Pick n genes and choose the two best to breed?
From: charlieb
Subject: Re: Simple optimisation question.
Date: 
Message-ID: <c1ctmb$1hm6fk$1@ID-208832.news.uni-berlin.de>
Jorge Tavares wrote:

> charlieb wrote:
> 
>> I've written a mickey mouse genetic algorithm and I'm now looking to 
>> optimise it for the purposes of learning about efficient lisp. I used 
>> metering.cl by Mark Kantrowitz to find that the roulette selection 
>> function is where most (~50%) of the time and the consing (~70%) is 
>> taking place.
> 
> 
> [...]
> 
>> Any suggestions/comments (I'm not into reading machine or byte code 
>> (yet!))
> 
> 
> Yes, change from roulette selection to tournament selection. Results 
> will improve as well as the algorithm speed.
> 
> 
> Best regards,
> Jorge
> 
Yes, again a significant improvement just using the quick hack:

(defun tournament-select (pop-scores &optional
			     (pop-size (length (cdr pop-scores)))
			     (tournament-size 5))
   (let ((best-i 0)
	(best-score 0)
	(scores (cdr pop-scores)))
     (dotimes (tour tournament-size best-i)
       (let* ((i (random pop-size))
	     (i-score (svref scores i)))
	(when (> i-score best-score)
	  (setq best-i i
		best-score i-score))))))

Thanks for the suggestion. I'm looking into other selection methods now 
but I think they will require me to re-jig my code a little as the 
selection functions I wrote return only one parent and e.g. Stochastic 
universal sampling returns a mating population.

Cheers
Charlie.
From: Jorge Tavares
Subject: Re: Simple optimisation question.
Date: 
Message-ID: <c1du0i$262$1@rena.mat.uc.pt>
Hi,

charlieb wrote:

> Yes, again a significant improvement just using the quick hack:
> 
> (defun tournament-select (pop-scores &optional
>                  (pop-size (length (cdr pop-scores)))
>                  (tournament-size 5))
>   (let ((best-i 0)
>     (best-score 0)
>     (scores (cdr pop-scores)))
>     (dotimes (tour tournament-size best-i)
>       (let* ((i (random pop-size))
>          (i-score (svref scores i)))
>     (when (> i-score best-score)
>       (setq best-i i
>         best-score i-score))))))
> 
> Thanks for the suggestion.
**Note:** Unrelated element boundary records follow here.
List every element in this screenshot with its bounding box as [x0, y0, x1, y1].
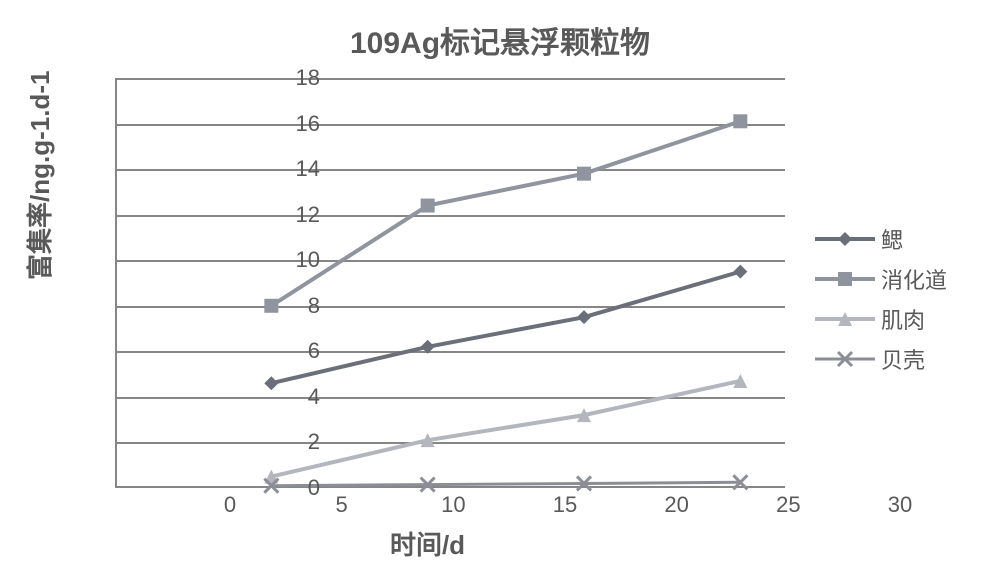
y-tick-label: 8 [280, 293, 320, 319]
series-marker [577, 310, 591, 324]
y-tick-label: 18 [280, 65, 320, 91]
chart-container: 109Ag标记悬浮颗粒物 富集率/ng.g-1.d-1 时间/d 0510152… [0, 0, 1000, 581]
series-marker [421, 340, 435, 354]
series-line [271, 482, 740, 485]
x-tick-label: 25 [776, 492, 800, 518]
chart-title: 109Ag标记悬浮颗粒物 [0, 18, 1000, 62]
x-tick-label: 15 [553, 492, 577, 518]
series-marker [733, 114, 747, 128]
legend-swatch [815, 265, 875, 293]
legend-item: 贝壳 [815, 345, 995, 373]
legend-label: 消化道 [881, 263, 947, 295]
series-line [271, 381, 740, 477]
series-marker [264, 299, 278, 313]
plot-wrap: 051015202530 [115, 78, 785, 488]
legend-swatch [815, 345, 875, 373]
y-tick-label: 10 [280, 247, 320, 273]
legend-swatch [815, 225, 875, 253]
y-tick-label: 6 [280, 338, 320, 364]
x-tick-label: 5 [336, 492, 348, 518]
y-tick-label: 14 [280, 156, 320, 182]
legend-item: 肌肉 [815, 305, 995, 333]
series-marker [421, 199, 435, 213]
y-tick-label: 0 [280, 475, 320, 501]
series-marker [264, 376, 278, 390]
legend-label: 鳃 [881, 223, 903, 255]
x-tick-label: 30 [888, 492, 912, 518]
x-tick-label: 10 [441, 492, 465, 518]
legend-label: 肌肉 [881, 303, 925, 335]
legend: 鳃消化道肌肉贝壳 [815, 225, 995, 385]
x-axis-title: 时间/d [0, 525, 855, 562]
x-tick-label: 20 [664, 492, 688, 518]
chart-svg [115, 78, 785, 488]
series-line [271, 272, 740, 384]
y-axis-title: 富集率/ng.g-1.d-1 [20, 71, 57, 280]
y-tick-label: 12 [280, 202, 320, 228]
series-marker [577, 167, 591, 181]
y-tick-label: 2 [280, 429, 320, 455]
legend-item: 消化道 [815, 265, 995, 293]
x-tick-label: 0 [224, 492, 236, 518]
legend-swatch [815, 305, 875, 333]
series-marker [733, 265, 747, 279]
legend-item: 鳃 [815, 225, 995, 253]
y-tick-label: 4 [280, 384, 320, 410]
series-line [271, 121, 740, 306]
y-axis-title-text: 富集率/ng.g-1.d-1 [25, 71, 55, 280]
legend-label: 贝壳 [881, 343, 925, 375]
y-tick-label: 16 [280, 111, 320, 137]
I'm looking into other selection methods now 
> but I think they will require me to re-jig my code a little as the 
> selection functions I wrote return only one parent and e.g. Stochastic 
> universal sampling returns a mating population.
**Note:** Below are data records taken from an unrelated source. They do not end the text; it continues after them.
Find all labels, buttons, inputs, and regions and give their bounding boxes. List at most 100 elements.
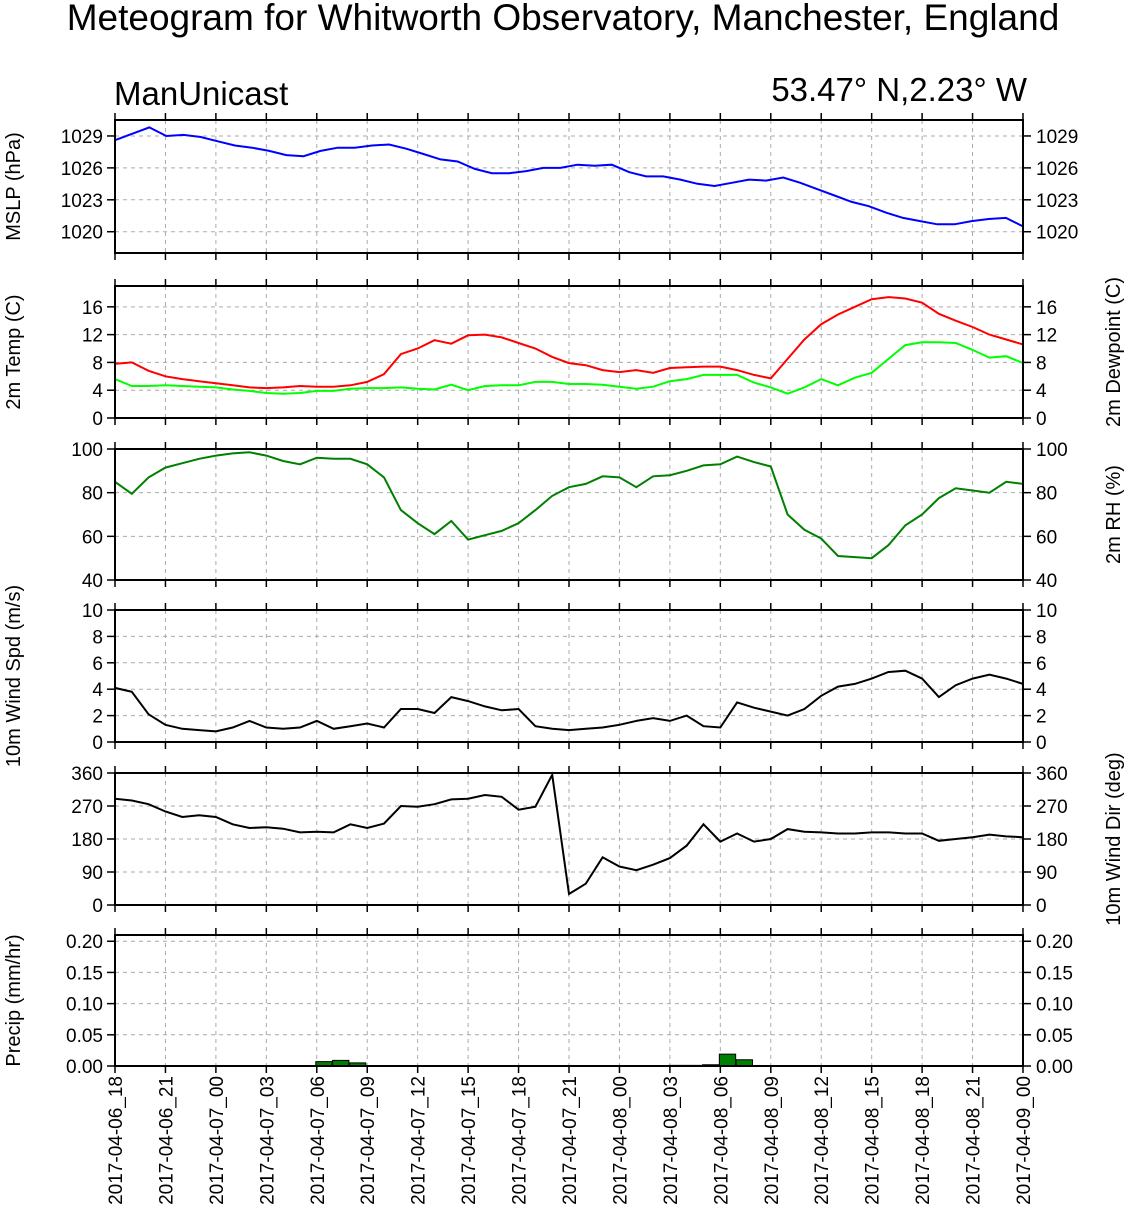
temp-ytick-label-right: 0 [1036,409,1047,430]
temp-ytick-label-right: 8 [1036,353,1047,374]
wdir-ytick-label-left: 90 [82,863,103,884]
precip-ytick-label-right: 0.10 [1036,995,1073,1016]
temp-series-0 [114,296,1024,390]
wdir-ytick-label-left: 0 [92,896,103,917]
time-label: 2017-04-07_18 [510,1076,531,1205]
time-label: 2017-04-07_03 [257,1076,278,1205]
mslp-ytick-label-right: 1026 [1036,159,1078,180]
temp-ytick-label-left: 8 [92,353,103,374]
temp-series-1 [114,341,1024,395]
rh-ytick-label-right: 80 [1036,484,1057,505]
precip-frame [114,934,1024,1067]
time-label: 2017-04-08_18 [913,1076,934,1205]
wdir-frame [114,772,1024,906]
precip-ytick-label-left: 0.00 [66,1057,103,1078]
wspd-ytick-label-right: 2 [1036,707,1047,728]
rh-ytick-label-right: 60 [1036,527,1057,548]
precip-ytick-label-right: 0.15 [1036,963,1073,984]
temp-ytick-label-left: 12 [82,326,103,347]
mslp-ytick-label-right: 1020 [1036,223,1078,244]
wdir-ytick-label-right: 180 [1036,830,1068,851]
time-label: 2017-04-08_03 [661,1076,682,1205]
wspd-ytick-label-left: 6 [92,654,103,675]
temp-ytick-label-right: 12 [1036,326,1057,347]
rh-ytick-label-left: 60 [82,527,103,548]
precip-ytick-label-left: 0.05 [66,1026,103,1047]
wspd-ytick-label-right: 6 [1036,654,1047,675]
wspd-ytick-label-right: 10 [1036,601,1057,622]
temp-ytick-label-left: 4 [92,381,103,402]
wspd-ylabel: 10m Wind Spd (m/s) [3,585,25,767]
mslp-frame [114,119,1024,254]
rh-ytick-label-left: 80 [82,484,103,505]
wdir-ytick-label-right: 270 [1036,797,1068,818]
mslp-ylabel: MSLP (hPa) [3,132,25,241]
wdir-ytick-label-left: 270 [71,797,103,818]
precip-ytick-label-right: 0.00 [1036,1057,1073,1078]
wdir-ytick-label-right: 0 [1036,896,1047,917]
source-label: ManUnicast [114,75,289,112]
temp-ytick-label-right: 4 [1036,381,1047,402]
time-label: 2017-04-07_12 [409,1076,430,1205]
wdir-ytick-label-right: 360 [1036,764,1068,785]
wdir-series-0 [114,771,1024,896]
temp-ytick-label-left: 16 [82,298,103,319]
time-label: 2017-04-07_21 [560,1076,581,1205]
page-title: Meteogram for Whitworth Observatory, Man… [66,0,1060,38]
time-label: 2017-04-08_06 [711,1076,732,1205]
temp-ylabel: 2m Temp (C) [3,294,25,409]
wspd-series-0 [114,669,1024,733]
rh-frame [114,448,1024,581]
time-label: 2017-04-08_12 [812,1076,833,1205]
precip-ytick-label-right: 0.05 [1036,1026,1073,1047]
rh-ytick-label-right: 40 [1036,571,1057,592]
wspd-ytick-label-left: 10 [82,601,103,622]
temp-ytick-label-left: 0 [92,409,103,430]
rh-series-0 [114,451,1024,560]
time-label: 2017-04-07_00 [207,1076,228,1205]
wdir-ytick-label-left: 180 [71,830,103,851]
time-label: 2017-04-08_00 [610,1076,631,1205]
time-label: 2017-04-09_00 [1014,1076,1035,1205]
wspd-ytick-label-left: 0 [92,733,103,754]
time-label: 2017-04-08_15 [863,1076,884,1205]
mslp-ytick-label-right: 1029 [1036,127,1078,148]
wdir-ytick-label-left: 360 [71,764,103,785]
wspd-frame [114,609,1024,743]
time-label: 2017-04-08_09 [762,1076,783,1205]
time-label: 2017-04-08_21 [964,1076,985,1205]
precip-ylabel: Precip (mm/hr) [3,934,25,1066]
mslp-ytick-label-left: 1029 [61,127,103,148]
wspd-ytick-label-left: 2 [92,707,103,728]
time-label: 2017-04-07_06 [308,1076,329,1205]
wspd-ytick-label-left: 8 [92,627,103,648]
precip-ytick-label-left: 0.15 [66,963,103,984]
mslp-ytick-label-left: 1026 [61,159,103,180]
rh-ylabel-right: 2m RH (%) [1103,465,1125,564]
precip-ytick-label-right: 0.20 [1036,932,1073,953]
time-label: 2017-04-06_18 [106,1076,127,1205]
mslp-ytick-label-left: 1023 [61,191,103,212]
mslp-series-0 [114,126,1024,228]
wdir-ytick-label-right: 90 [1036,863,1057,884]
precip-ytick-label-left: 0.20 [66,932,103,953]
precip-bar [718,1053,737,1067]
wspd-ytick-label-right: 0 [1036,733,1047,754]
wspd-ytick-label-right: 4 [1036,680,1047,701]
wspd-ytick-label-left: 4 [92,680,103,701]
coordinates-label: 53.47° N,2.23° W [771,71,1027,108]
rh-ytick-label-right: 100 [1036,440,1068,461]
rh-ytick-label-left: 100 [71,440,103,461]
time-label: 2017-04-07_09 [358,1076,379,1205]
time-label: 2017-04-06_21 [156,1076,177,1205]
mslp-ytick-label-left: 1020 [61,223,103,244]
wspd-ytick-label-right: 8 [1036,627,1047,648]
mslp-ytick-label-right: 1023 [1036,191,1078,212]
wdir-ylabel-right: 10m Wind Dir (deg) [1103,752,1125,925]
temp-frame [114,285,1024,419]
temp-ytick-label-right: 16 [1036,298,1057,319]
precip-ytick-label-left: 0.10 [66,995,103,1016]
rh-ytick-label-left: 40 [82,571,103,592]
Sorry for the late response, I was away for the weekend.

Yes, tournament selection is what you've implemented. You fill your new 
population by running a tournament of size K (usually 3 or 5) with 
random selected individuals. The best one is copied into the new 
population where later recombination and mutation is applied.

I think this is a good method for two reasons: it is computational cheap 
and it helps preventing premature convergence. Of course this last 
reason is always dependent on your problem but from my experience (and 
others) tournament selection usually is a very good choice.

Another thing I've remembered while reading your code. I don't keep two 
lists, one with the individuals and another with the fitness values. I 
prefer to represent the individual as a structure and then I use a 
single array where I keep all of my individuals (the population).


Best Regards,
Jorge

-- 
Jorge Tavares

"An engineer is someone who can do for ten shillings
  what any fool can do for a pound." - Neville Shute
From: charlieb
Subject: Re: Simple optimisation question.
Date: 
Message-ID: <c1f91b$1gi08t$1@ID-208832.news.uni-berlin.de>
Jorge Tavares wrote:
> Hi,
> 
> charlieb wrote:
> 
<snip>
> 
> Sorry for the late response, I was away for the weekend.
Me too, but you were away so you wouldn't know that ;)
> 
> Yes, tournament selection is what you've implemented. You fill your new 
> population by running a tournament of size K (usually 3 or 5) with 
> random selected individuals. The best one is copied into the new 
> population where later recombination and mutation is applied.
I'm slightly confused by this. Maybe I should post more code ...
You seem to be implying that I should be creating some kind of 
intermediate population of selected individuals before I breed/mutate 
them. This isn't what I'm doing (explicitly). I pick two tournament 
winners and immediatelly breed/mutate them.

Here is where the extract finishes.